Mais cedo, a marginal Pinheiros tinha 5,6 km de congestionamento no sentido Interlagos. Segundo o sistema de monitoramento da CET (Companhia de Engenharia de Tráfego), o tráfego estava travado da rodovia Castello Branco até a ponte Cidade Universitária. O congestionamento na cidade, porém, se mantém abaixo da média desde o início da manhã.
Na quinta (3), estudantes fizeram uma série de manifestações em vias de grande circulação de veículos ao longo do dia.
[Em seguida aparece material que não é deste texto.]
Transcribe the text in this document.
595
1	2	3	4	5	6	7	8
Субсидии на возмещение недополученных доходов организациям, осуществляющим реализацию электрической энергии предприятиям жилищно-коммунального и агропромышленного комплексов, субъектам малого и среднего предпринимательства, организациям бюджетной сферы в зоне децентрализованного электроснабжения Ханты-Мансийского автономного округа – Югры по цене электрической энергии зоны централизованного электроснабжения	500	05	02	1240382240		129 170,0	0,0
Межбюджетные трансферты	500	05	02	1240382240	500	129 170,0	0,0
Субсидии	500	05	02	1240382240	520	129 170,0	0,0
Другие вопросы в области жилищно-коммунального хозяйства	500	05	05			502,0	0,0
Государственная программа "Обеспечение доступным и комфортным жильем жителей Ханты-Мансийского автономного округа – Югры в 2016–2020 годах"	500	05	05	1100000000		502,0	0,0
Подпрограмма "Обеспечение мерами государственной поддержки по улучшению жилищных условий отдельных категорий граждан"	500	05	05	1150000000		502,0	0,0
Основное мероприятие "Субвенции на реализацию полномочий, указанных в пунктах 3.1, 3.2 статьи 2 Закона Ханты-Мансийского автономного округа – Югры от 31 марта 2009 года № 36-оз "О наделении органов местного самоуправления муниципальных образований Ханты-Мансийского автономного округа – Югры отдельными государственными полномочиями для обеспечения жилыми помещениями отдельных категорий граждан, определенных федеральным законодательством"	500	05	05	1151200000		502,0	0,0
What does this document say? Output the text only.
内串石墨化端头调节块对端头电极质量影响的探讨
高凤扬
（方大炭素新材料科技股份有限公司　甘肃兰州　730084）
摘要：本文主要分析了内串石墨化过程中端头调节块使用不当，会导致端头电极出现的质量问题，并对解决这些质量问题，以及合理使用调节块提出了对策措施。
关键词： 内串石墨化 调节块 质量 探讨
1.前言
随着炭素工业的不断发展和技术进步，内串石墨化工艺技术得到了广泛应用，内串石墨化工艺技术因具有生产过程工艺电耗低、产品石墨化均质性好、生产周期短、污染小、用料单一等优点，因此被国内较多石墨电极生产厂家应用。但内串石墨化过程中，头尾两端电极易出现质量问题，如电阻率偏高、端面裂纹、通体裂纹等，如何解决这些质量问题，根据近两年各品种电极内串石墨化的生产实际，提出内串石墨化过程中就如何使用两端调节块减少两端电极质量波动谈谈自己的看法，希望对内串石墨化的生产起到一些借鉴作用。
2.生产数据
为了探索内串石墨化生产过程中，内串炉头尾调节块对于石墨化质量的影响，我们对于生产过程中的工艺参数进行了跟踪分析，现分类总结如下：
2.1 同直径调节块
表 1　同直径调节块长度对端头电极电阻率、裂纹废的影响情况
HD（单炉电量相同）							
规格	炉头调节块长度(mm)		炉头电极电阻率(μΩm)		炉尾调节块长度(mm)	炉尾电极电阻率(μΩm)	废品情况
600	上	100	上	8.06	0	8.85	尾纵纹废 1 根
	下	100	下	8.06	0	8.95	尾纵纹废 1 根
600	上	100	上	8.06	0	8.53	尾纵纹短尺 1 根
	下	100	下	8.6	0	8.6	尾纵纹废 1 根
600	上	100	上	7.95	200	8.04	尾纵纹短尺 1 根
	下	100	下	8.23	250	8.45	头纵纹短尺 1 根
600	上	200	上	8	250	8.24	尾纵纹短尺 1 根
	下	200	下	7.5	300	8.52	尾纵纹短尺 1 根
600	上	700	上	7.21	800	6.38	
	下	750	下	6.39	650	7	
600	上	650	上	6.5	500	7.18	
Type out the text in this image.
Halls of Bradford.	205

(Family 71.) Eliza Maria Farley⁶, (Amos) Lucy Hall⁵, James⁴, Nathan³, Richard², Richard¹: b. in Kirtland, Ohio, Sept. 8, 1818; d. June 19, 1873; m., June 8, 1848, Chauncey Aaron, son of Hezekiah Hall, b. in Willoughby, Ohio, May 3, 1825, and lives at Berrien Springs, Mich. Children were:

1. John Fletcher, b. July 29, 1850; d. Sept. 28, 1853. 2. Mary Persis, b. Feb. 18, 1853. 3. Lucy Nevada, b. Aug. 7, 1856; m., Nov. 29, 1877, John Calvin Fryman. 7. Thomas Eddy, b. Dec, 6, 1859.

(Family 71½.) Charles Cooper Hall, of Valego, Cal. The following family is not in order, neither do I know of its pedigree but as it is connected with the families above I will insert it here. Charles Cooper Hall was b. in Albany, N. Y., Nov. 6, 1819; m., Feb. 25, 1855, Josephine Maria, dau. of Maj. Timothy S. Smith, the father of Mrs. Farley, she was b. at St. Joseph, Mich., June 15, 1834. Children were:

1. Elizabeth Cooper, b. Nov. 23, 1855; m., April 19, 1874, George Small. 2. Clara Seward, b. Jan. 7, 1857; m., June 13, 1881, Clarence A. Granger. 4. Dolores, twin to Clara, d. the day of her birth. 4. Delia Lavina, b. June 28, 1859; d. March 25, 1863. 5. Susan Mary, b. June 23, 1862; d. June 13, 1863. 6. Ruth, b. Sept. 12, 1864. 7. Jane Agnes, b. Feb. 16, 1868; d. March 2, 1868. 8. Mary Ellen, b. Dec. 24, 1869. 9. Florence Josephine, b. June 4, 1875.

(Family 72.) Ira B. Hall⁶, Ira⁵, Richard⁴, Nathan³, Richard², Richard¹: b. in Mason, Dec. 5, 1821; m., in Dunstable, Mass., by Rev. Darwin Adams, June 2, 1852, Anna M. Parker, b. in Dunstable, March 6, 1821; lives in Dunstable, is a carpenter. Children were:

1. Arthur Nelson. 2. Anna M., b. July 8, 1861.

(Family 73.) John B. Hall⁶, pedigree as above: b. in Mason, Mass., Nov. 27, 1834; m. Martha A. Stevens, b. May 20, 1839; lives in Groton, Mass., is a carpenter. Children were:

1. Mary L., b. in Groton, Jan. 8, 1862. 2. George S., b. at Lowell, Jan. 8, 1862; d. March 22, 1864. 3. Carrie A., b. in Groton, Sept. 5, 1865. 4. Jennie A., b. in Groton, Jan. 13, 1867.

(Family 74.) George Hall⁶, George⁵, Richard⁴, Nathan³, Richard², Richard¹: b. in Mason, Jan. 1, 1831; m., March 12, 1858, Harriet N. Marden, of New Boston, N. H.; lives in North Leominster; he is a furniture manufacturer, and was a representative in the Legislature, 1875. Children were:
O plano de reorganização das escolas estaduais, já publicado em decreto, prevê a divisão das escolas por ciclos únicos (anos iniciais e finais do fundamental e o médio).
Segundo o governo, o objetivo é melhorar a qualidade do ensino e evitar, por exemplo, que alunos de seis anos frequentem a mesma unidade de adolescentes de 17 e 18 anos.
O plano encontra resistência de parte dos alunos afetados ?191 escolas estão ocupadas em protesto contra a mudança. Além disso, o Ministério Público do Estado decidiu entrar com ações na Justiça para derrubar a proposta da Secretaria do Estado de Educação de São Paulo.
A onda de pequenos protestos ganhou corpo nesta terça (1°). À noite, um protesto na av. Nove de Julho, com alunos contrários à reorganização, terminou em confronto com PMs, que usaram bombas de gás para desbloquear a via. Alguns revidaram com pedras.